Liturgia diária
Segunda-feira da 2ª semana do Tempo Comum
5,1-10.
1 Todo o sumo sacerdote, escolhido de entre os homens, é constituído em favor dos homens, nas suas relações com Deus, para oferecer dons e sacrifícios pelos pecados.
2 Ele pode ser compreensivo para com os ignorantes e os transviados, porque também ele está revestido de fraqueza;
3 e, por isso, deve oferecer sacrifícios pelos próprios pecados e pelos do seu povo.
4 Ninguém pode atribuir a si próprio esta honra, senão quem foi chamado por Deus, como Aarão.
5 Assim também, não foi Cristo que tomou para Si a glória de Se tornar sumo sacerdote; deu-Lha Aquele que Lhe disse: «Tu és meu Filho, Eu hoje Te gerei»,
6 e, como disse ainda noutro lugar: «Tu és sacerdote para sempre, segundo a ordem de Melquisedec».
7 Nos dias da sua vida mortal, Cristo dirigiu preces e súplicas, com grandes clamores e lágrimas, Àquele que O podia livrar da morte, e foi atendido por causa da sua piedade.
8 Apesar de ser Filho, aprendeu a obediência no sofrimento
9 e, tendo atingido a sua plenitude, tornou-Se para todos os que Lhe obedecem causa de salvação eterna.
10 Ele que foi proclamado por Deus sumo sacerdote segundo a ordem de Melquisedec.
110(109),1.2.3.4.
R/ O Senhor é sacerdote para sempre.
1 Disse o Senhor ao meu Senhor:
«Senta-te à minha direita,
até que Eu faça de teus inimigos escabelo de teus pés.
2 O Senhor estenderá de Sião
o cetro do teu poder
e tu dominarás no meio dos teus inimigos.
3 A ti pertence a realeza desde o dia em que nasceste,
nos esplendores da santidade,
antes da aurora, como orvalho, Eu te gerei».
4 O Senhor jurou e não Se arrependerá:
«Tu és sacerdote para sempre,
segundo a ordem de Melquisedec».
2,18-22.
18 Naquele tempo, os discípulos de João e os fariseus guardavam o jejum. Vieram perguntar a Jesus: «Por que motivo jejuam os discípulos de João e os fariseus, e os teus discípulos não jejuam?».

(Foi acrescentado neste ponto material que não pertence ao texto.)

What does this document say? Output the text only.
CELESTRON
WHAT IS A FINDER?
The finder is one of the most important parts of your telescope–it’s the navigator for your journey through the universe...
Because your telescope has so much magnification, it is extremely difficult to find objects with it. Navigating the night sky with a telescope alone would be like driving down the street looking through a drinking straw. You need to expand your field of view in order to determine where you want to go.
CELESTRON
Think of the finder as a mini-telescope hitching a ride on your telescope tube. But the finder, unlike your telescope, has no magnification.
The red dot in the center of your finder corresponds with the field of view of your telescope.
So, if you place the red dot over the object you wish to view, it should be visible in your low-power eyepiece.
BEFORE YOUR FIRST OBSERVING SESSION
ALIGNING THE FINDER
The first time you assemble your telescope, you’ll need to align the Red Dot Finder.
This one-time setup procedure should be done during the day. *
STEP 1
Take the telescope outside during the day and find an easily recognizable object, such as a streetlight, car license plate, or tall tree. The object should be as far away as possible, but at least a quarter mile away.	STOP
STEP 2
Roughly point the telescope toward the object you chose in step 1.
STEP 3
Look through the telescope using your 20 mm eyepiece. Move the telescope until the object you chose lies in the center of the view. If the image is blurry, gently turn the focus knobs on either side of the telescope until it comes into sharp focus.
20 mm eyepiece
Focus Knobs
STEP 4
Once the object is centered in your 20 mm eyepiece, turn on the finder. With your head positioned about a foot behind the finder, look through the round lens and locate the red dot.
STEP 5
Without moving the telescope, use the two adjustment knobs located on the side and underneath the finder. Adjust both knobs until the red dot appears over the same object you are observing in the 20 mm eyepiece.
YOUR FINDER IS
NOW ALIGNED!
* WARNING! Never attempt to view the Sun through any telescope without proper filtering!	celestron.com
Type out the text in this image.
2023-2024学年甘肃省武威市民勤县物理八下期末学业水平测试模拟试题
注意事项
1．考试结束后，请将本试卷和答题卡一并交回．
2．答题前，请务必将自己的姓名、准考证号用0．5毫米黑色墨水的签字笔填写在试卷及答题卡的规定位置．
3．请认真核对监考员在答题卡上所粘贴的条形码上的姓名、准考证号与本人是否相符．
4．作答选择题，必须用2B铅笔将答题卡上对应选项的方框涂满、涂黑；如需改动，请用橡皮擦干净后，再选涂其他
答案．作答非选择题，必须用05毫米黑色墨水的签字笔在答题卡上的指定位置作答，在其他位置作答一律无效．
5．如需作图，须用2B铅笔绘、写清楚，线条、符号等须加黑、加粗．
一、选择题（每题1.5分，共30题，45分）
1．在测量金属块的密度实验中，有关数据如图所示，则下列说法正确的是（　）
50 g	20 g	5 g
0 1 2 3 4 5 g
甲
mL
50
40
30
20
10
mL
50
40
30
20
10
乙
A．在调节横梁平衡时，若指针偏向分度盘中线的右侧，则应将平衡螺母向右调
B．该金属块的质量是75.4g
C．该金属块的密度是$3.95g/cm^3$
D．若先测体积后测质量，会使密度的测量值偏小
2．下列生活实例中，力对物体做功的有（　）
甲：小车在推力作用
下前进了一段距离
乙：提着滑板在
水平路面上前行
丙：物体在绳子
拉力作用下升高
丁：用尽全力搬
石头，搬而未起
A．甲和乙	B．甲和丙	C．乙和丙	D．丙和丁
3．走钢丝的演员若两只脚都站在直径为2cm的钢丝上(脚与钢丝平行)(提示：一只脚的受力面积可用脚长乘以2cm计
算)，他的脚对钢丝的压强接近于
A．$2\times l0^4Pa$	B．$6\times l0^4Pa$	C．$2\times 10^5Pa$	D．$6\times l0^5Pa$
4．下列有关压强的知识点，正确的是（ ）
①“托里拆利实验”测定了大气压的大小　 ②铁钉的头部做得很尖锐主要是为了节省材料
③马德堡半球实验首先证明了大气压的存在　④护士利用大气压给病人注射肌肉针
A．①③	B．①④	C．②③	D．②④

19 Respondeu-lhes Jesus: «Podem os companheiros do noivo jejuar enquanto o noivo está com eles? Enquanto têm o noivo consigo, não podem jejuar.
20 Dias virão em que o noivo lhes será tirado; nesses dias, jejuarão.
21 Ninguém põe remendo de pano novo em vestido velho, porque o remendo novo arranca parte do velho e o rasgão fica maior.
22 E ninguém deita vinho novo em odres velhos, porque o vinho acaba por romper os odres, e perdem-se o vinho e os odres. Para vinho novo, odres novos».
Comentário ao Evangelho
«Aí vem o esposo; ide ao seu encontro» (Mt 25,6)
Quando chegou o tempo de Se compadecer dos sofrimentos da humanidade, a sua bem-amada, Deus enviou o seu Filho único à Terra, a esse palácio sumptuoso e glorioso templo que foi o seio da Virgem Maria. Aí, Ele desposou a nossa natureza, unindo-a à sua Pessoa a partir do sangue puríssimo da Virgem bem-aventurada. O anjo Gabriel publicou os banhos, a gloriosa Virgem Maria deu o seu consentimento e o sacerdote que celebrou as bodas foi o Espírito Santo. E foi assim que Cristo, nosso fiel Esposo, Se uniu à nossa natureza, nos visitou em terra estrangeira (cf Lc 1,78) e nos instruiu de maneira celeste e com fidelidade perfeita (cf Jo 6,68-69; 1Cor 24.30).
Ele penou e combateu contra o nosso inimigo como valoroso campeão, anulando-lhe a devastação (cf Sl 80,14) e arrebatando-lhe o prémio da vitória (cf Is 40,10). Com a sua morte destruiu a nossa morte, resgatou-nos com o seu sangue e libertou-nos, no batismo, pela água do seu lado (cf Jo 19,34). Enriqueceu-nos com os seus dons e os sacramentos que nos deixou (cf 2Cor 8,9), a fim de que, ornados com todas as formas de virtude, fôssemos ao seu encontro, como nos diz no Evangelho (cf Mt 25,6), e O encontrássemos no palácio da sua glória para aí estarmos com Ele eternamente.